Thursday, February 28, 2008

The Wall Street Journal's Washington Wire

February 28, 2008, 7:40 am
Political Perceptions: ‘Junk Food Polling’ You Can Just Ignore

Here’s a summary of the smartest new political analysis on the Web:
By Gerald F. Seib and Sara Murray

In their final sprint toward the March 4 primaries, the campaigns of both Sens. Hillary Clinton and Barack Obama are using a lot of “junk food polling” to impress voters and superdelegates—and you should just ignore it, writes MSNBC’s Tom Curry. This is the kind of polling that declares, based on some hypothetical matchup, that one candidate or the other would beat the Republican nominee in some state, and hence is the most “electable” in the fall.

Curry notes, for example, that the Obama forces want you to know “that if the Illinois senator were the Democratic nominee in November, he’d defeat Sen. John McCain in Iowa, winning 53 percent to 36 percent. This, at least according to a Des Moines Register survey of 674 Iowans last week.” Such polling is touted mostly to impress Democratic superdelegates, who can go whichever way they want in the Clinton-Obama matchup. But Curry recalls that similar polling once showed former New York Mayor Rudolph Giuliani (who’s not even in the race any more) poised to beat Obama in Pennsylvania, and had retired Gen. Wesley Clark beating President George Bush nationally in 2004. Don’t take it all too seriously: If voters really know now who will win some state in the fall, perhaps they can also answer this: “What will be the price of gasoline at the pump on Nov. 4?”

With Obama potentially reneging on his promise to publicly finance a general election campaign, and McCain in the beginning throes of a brouhaha with the FEC about fundraising for the primaries, the high and mighty candidates’ images are already tarnishing, writes Salon’s Mike Madden. Both of them are playing into the “political drama” and trying to best each other morally, but it’s likely they’ll both just come out looking bad. “The vision of a McCain-Obama race that raises national politics to lofty new heights is starting to fray,” Madden notes. “If the campaign begins with two self-styled reformers squabbling in the media over which one is actually the biggest hypocrite, it’s hard not to wonder what might come next.”

Time.com’s Karen Tumulty looks at Bill Clinton’s trip on the campaign trail, which has been a lesson in irony as the former hope candidate tries to convince voters that it takes more than talk of hope and change to run the country. Bill Clinton’s contributions have been a double-edged sword as the man who could once woo crowds better than any candidate is outshone by Obamamania, leaving more of his detrimental qualities in the wake. “Bill’s presence has become a reminder of the past and of the style of politics that Barack Obama has promised to bring to an end,” Tumulty writes. “Even worse, say many Democrats, Bill has put his wife’s political career in jeopardy by displaying the same character traits that almost ran his own presidency off the rails—a lack of self-control and an excess of self-absorption.”

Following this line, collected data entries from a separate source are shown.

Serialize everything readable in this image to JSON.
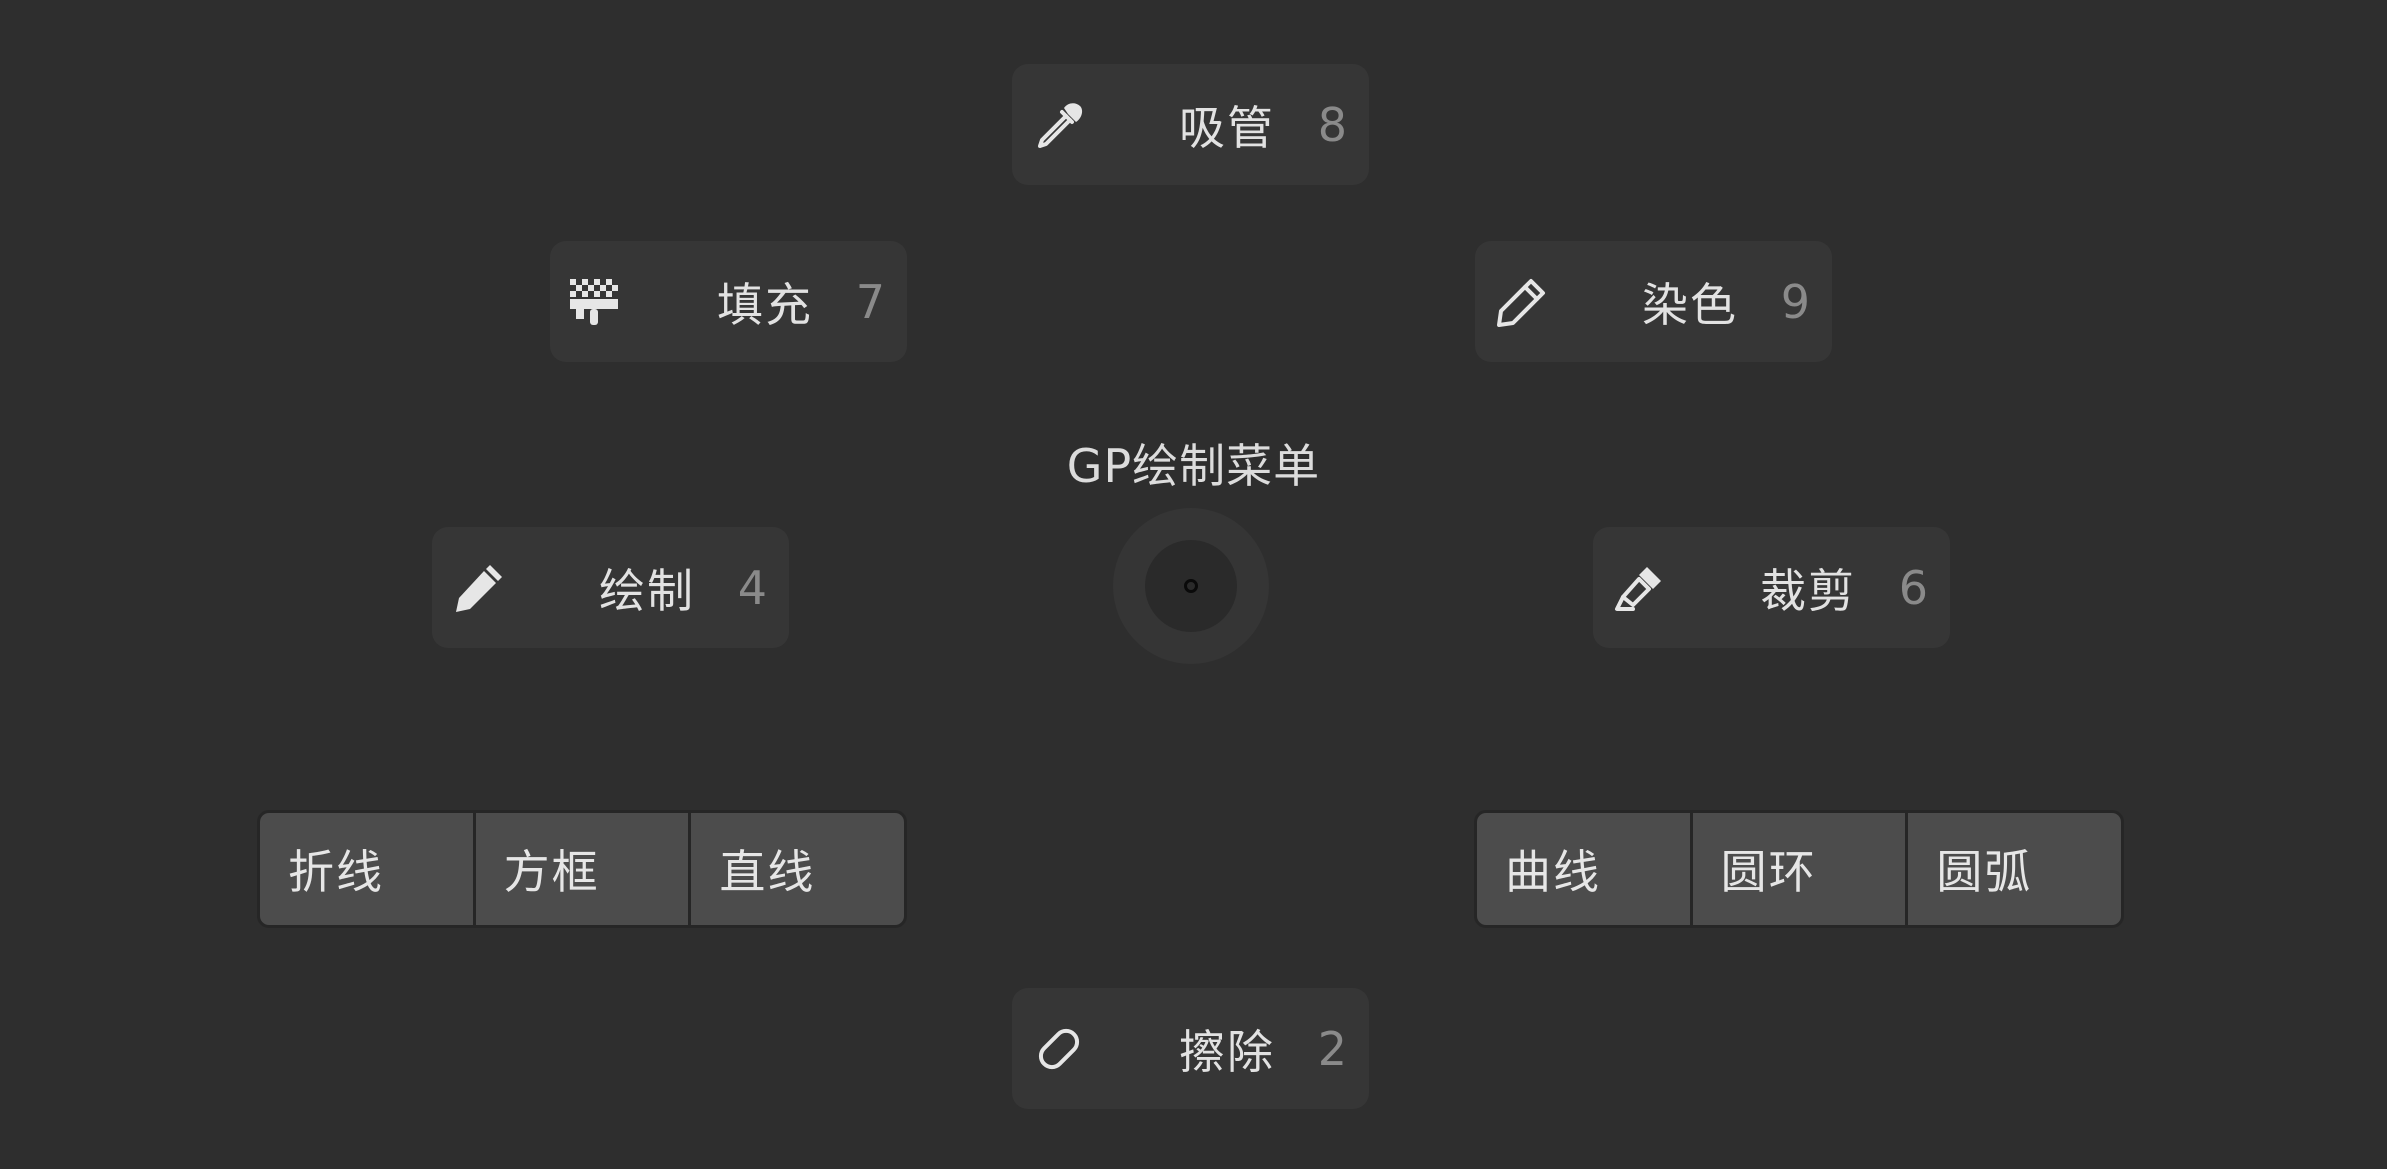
{
  "title": "GP绘制菜单",
  "items": {
    "eyedropper": {
      "label": "吸管",
      "key": "8",
      "icon": "eyedropper-icon"
    },
    "fill": {
      "label": "填充",
      "key": "7",
      "icon": "fill-checker-icon"
    },
    "tint": {
      "label": "染色",
      "key": "9",
      "icon": "pencil-outline-icon"
    },
    "draw": {
      "label": "绘制",
      "key": "4",
      "icon": "pencil-icon"
    },
    "cutter": {
      "label": "裁剪",
      "key": "6",
      "icon": "cutter-icon"
    },
    "erase": {
      "label": "擦除",
      "key": "2",
      "icon": "eraser-icon"
    }
  },
  "left_group": [
    "折线",
    "方框",
    "直线"
  ],
  "right_group": [
    "曲线",
    "圆环",
    "圆弧"
  ],
  "colors": {
    "background": "#2e2e2e",
    "item_bg": "#363636",
    "segment_bg": "#4c4c4c",
    "text": "#e2e2e2",
    "key_text": "#8a8a8a"
  }
}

Campaign 2008 has shown that the evangelical vote is alive and, well, maturing, the Council on Foreign Relations’ Walter Russell Mead writes in Atlantic Monthly. That’s hardly clear in all the analysis you’ve heard so far, he notes: “This political season has only heightened the confusion over the future of religion in the nation’s culture and politics. Journalistic coverage of evangelical Christianity has oscillated between confident declarations that the Christian right is dead and horrified discoveries of its continuing influence.” But the reality is that the religious vote is spreading, moderating and becoming part of the mainstream of American politics: “In every way, the evangelical movement in the United States looks as if it is maturing. That means more social and political influence, not less, as the movement broadens, reaches into the elite, and develops messages with wider appeal. Yet it also means a more pluralistic and less strident movement, more apt to compromise and less likely to be held hostage by a single issue or a single party.” It is, all told, making a “shift from insurgent to insider, with all of the moderating effects that transition implies,” Mead concludes.

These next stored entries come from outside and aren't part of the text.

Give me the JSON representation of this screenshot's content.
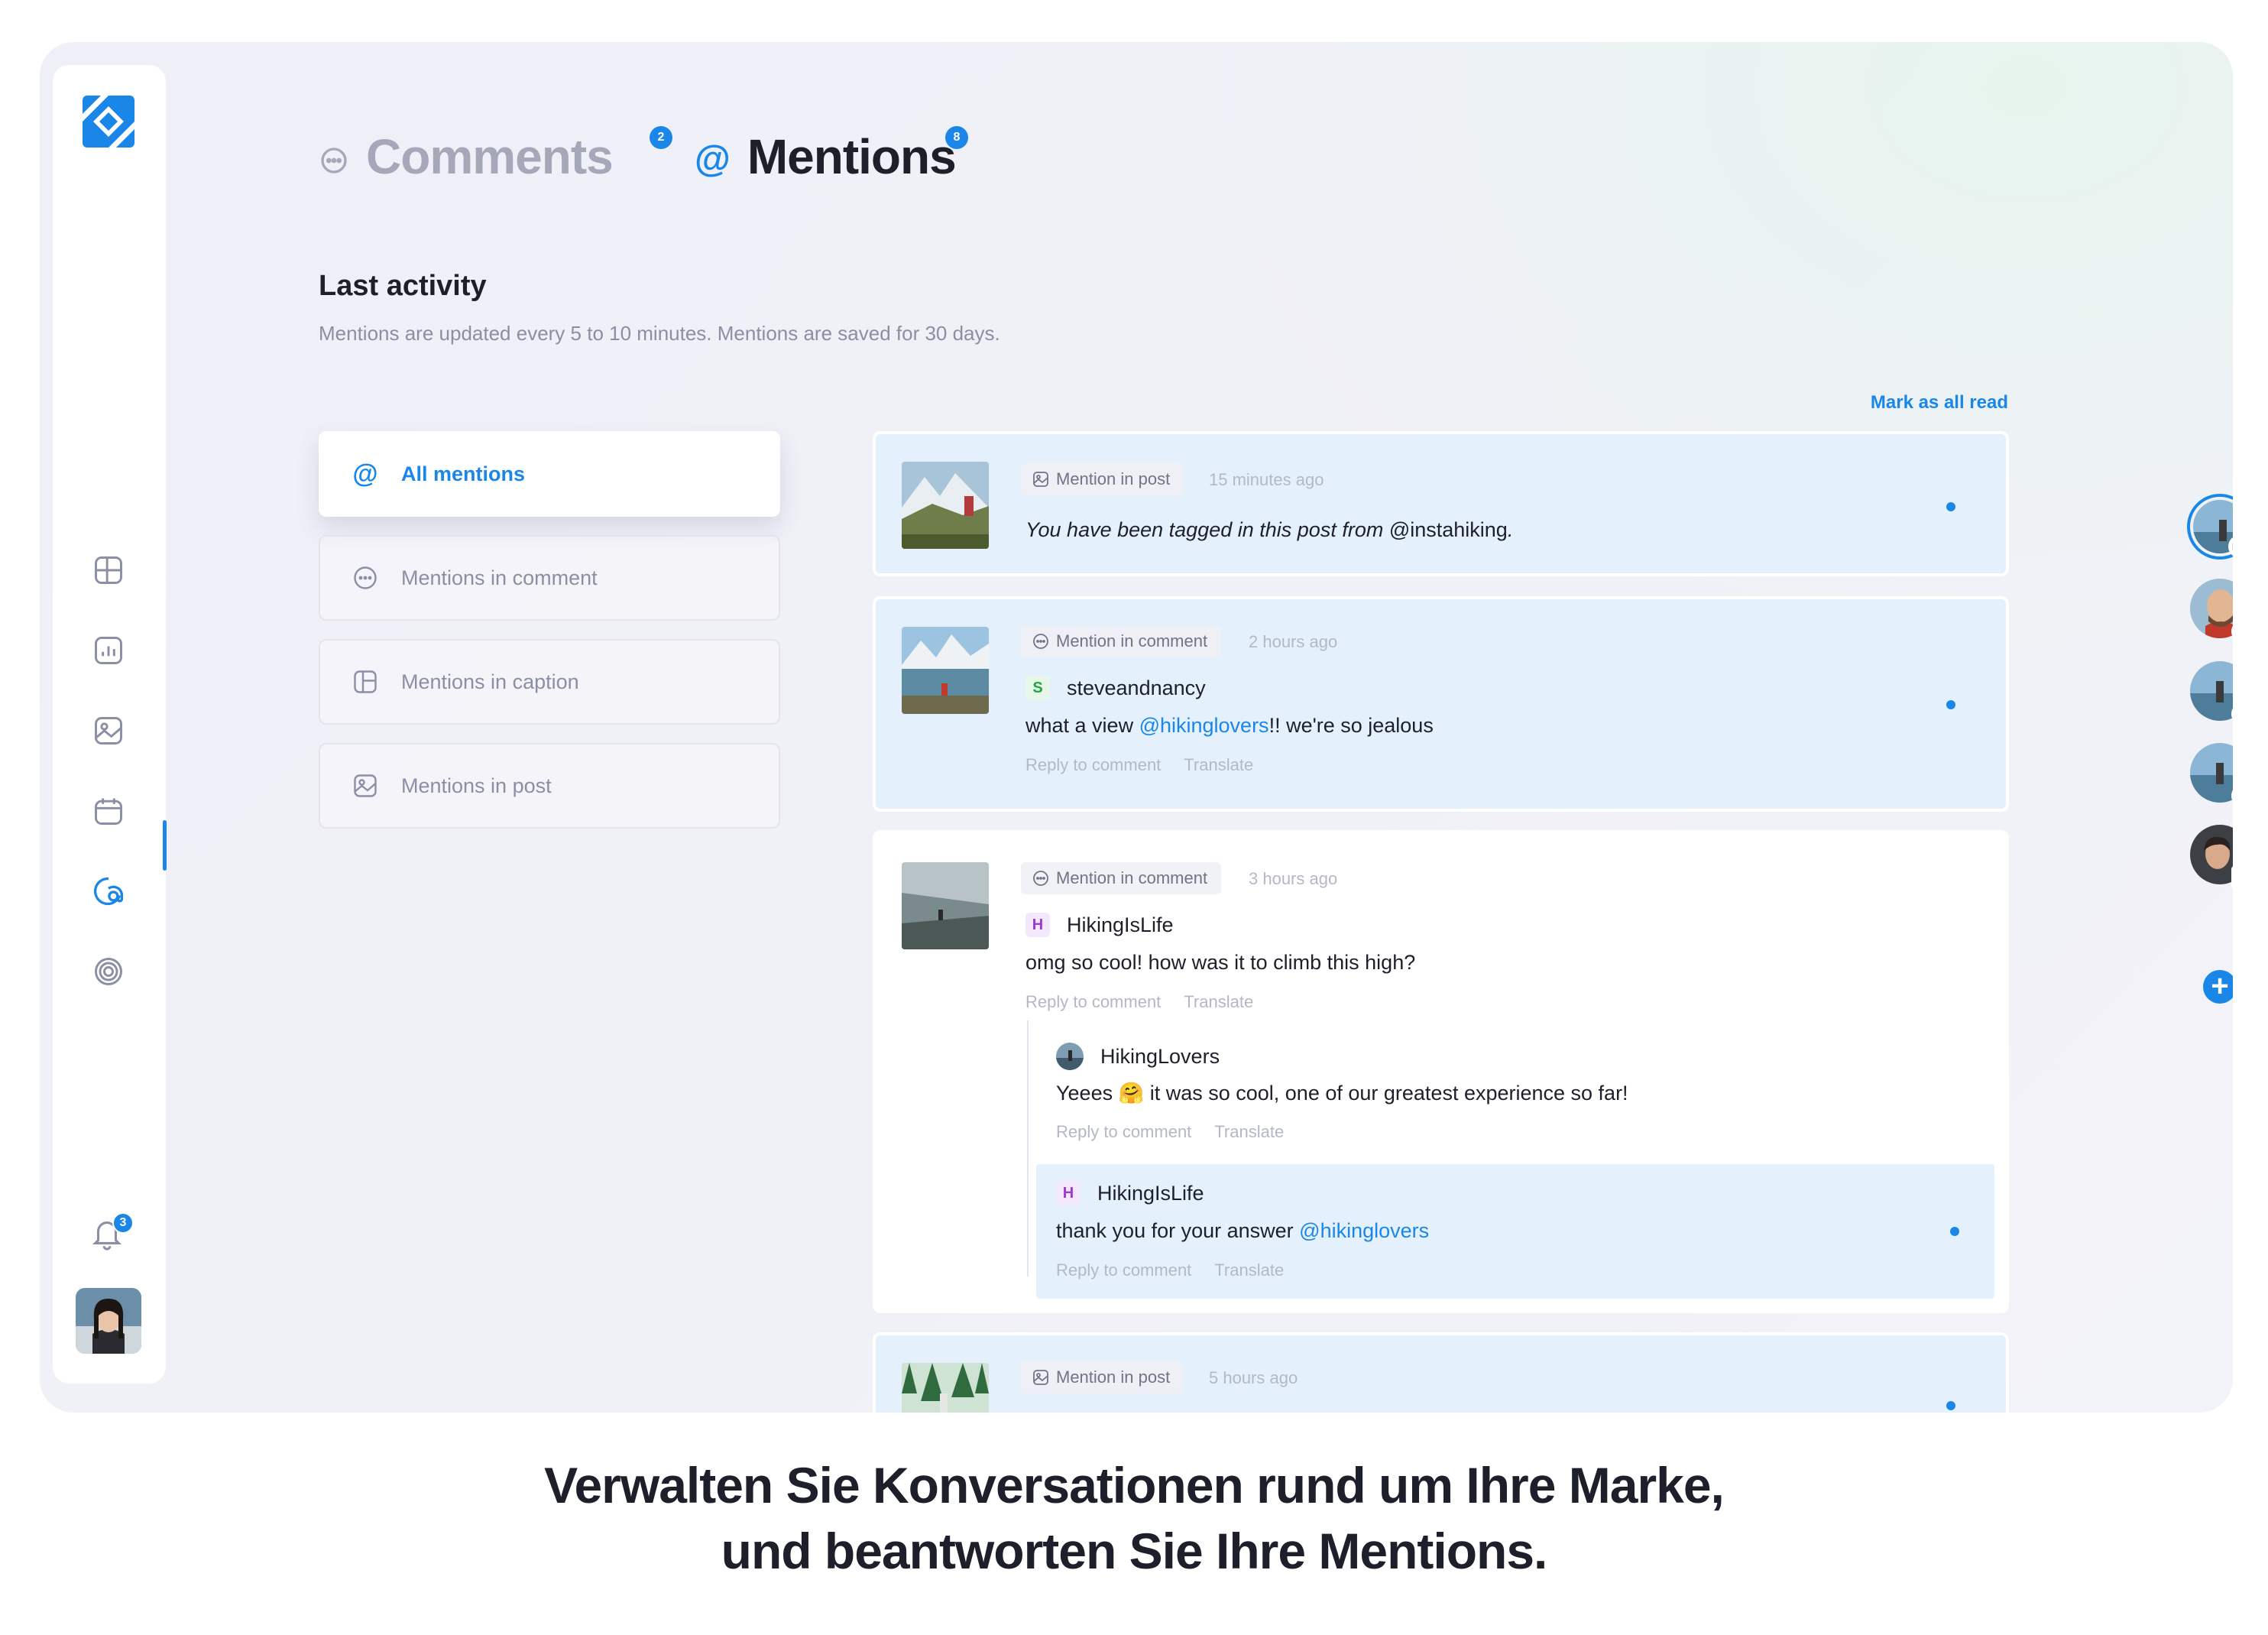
{
  "tabs": [
    {
      "label": "Comments",
      "badge": "2",
      "active": false
    },
    {
      "label": "Mentions",
      "badge": "8",
      "active": true
    }
  ],
  "section": {
    "title": "Last activity",
    "subtitle": "Mentions are updated every 5 to 10 minutes. Mentions are saved for 30 days.",
    "mark_all_read": "Mark as all read"
  },
  "filters": [
    {
      "label": "All mentions",
      "icon": "at-icon",
      "active": true
    },
    {
      "label": "Mentions in comment",
      "icon": "comment-icon",
      "active": false
    },
    {
      "label": "Mentions in caption",
      "icon": "caption-icon",
      "active": false
    },
    {
      "label": "Mentions in post",
      "icon": "image-icon",
      "active": false
    }
  ],
  "notifications_badge": "3",
  "cards": [
    {
      "tag": "Mention in post",
      "time": "15 minutes ago",
      "text_before": "You have been tagged in this post from ",
      "text_handle": "@instahiking",
      "text_after": "."
    },
    {
      "tag": "Mention in comment",
      "time": "2 hours ago",
      "user_initial": "S",
      "user": "steveandnancy",
      "text_before": "what a view ",
      "text_handle": "@hikinglovers",
      "text_after": "!! we're so jealous",
      "reply": "Reply to comment",
      "translate": "Translate"
    },
    {
      "tag": "Mention in comment",
      "time": "3 hours ago",
      "user_initial": "H",
      "user": "HikingIsLife",
      "text": "omg so cool! how was it to climb this high?",
      "reply": "Reply to comment",
      "translate": "Translate",
      "replies": [
        {
          "user": "HikingLovers",
          "text_before": "Yeees ",
          "emoji": "🤗",
          "text_after": " it was so cool, one of our greatest experience so far!",
          "reply": "Reply to comment",
          "translate": "Translate"
        },
        {
          "user_initial": "H",
          "user": "HikingIsLife",
          "text_before": "thank you for your answer ",
          "text_handle": "@hikinglovers",
          "reply": "Reply to comment",
          "translate": "Translate"
        }
      ]
    },
    {
      "tag": "Mention in post",
      "time": "5 hours ago"
    }
  ],
  "social_accounts": [
    {
      "network": "instagram",
      "icon": "instagram-icon",
      "color": "#e1306c",
      "active": true
    },
    {
      "network": "instagram",
      "icon": "instagram-icon",
      "color": "#e1306c",
      "active": false
    },
    {
      "network": "facebook",
      "icon": "facebook-icon",
      "color": "#1877f2",
      "active": false
    },
    {
      "network": "twitter",
      "icon": "twitter-icon",
      "color": "#1d9bf0",
      "active": false
    },
    {
      "network": "linkedin",
      "icon": "linkedin-icon",
      "color": "#0a66c2",
      "active": false
    }
  ],
  "caption": [
    "Verwalten Sie Konversationen rund um Ihre Marke,",
    "und beantworten Sie Ihre Mentions."
  ],
  "colors": {
    "accent": "#1a87e8",
    "card_unread": "#e4f1fc",
    "muted": "#8a8fa3"
  }
}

It’s not too soon to recap how this year’s crazed primary calendar has worked out. Stateline.org surveyed the nation’s governors and found that many of them think the incredibly front-loaded schedule actually worked for their states this year—but that, overall, it was “a mess to be avoided for 2012.” States that went early got new influence, and states that “hung back from the Feb. 5 frenzy are even happier” because they have been able to play kingmaker in the extended race. Still, “the current process is nuts, absolutely nuts,” Pennsylvania’ Democratic Gov. Ed Rendell tells Stateline. He, like many others, “advocates dumping the current caucus and super-delegate systems in favor of a rotating regional primary plan,” Stateline reports.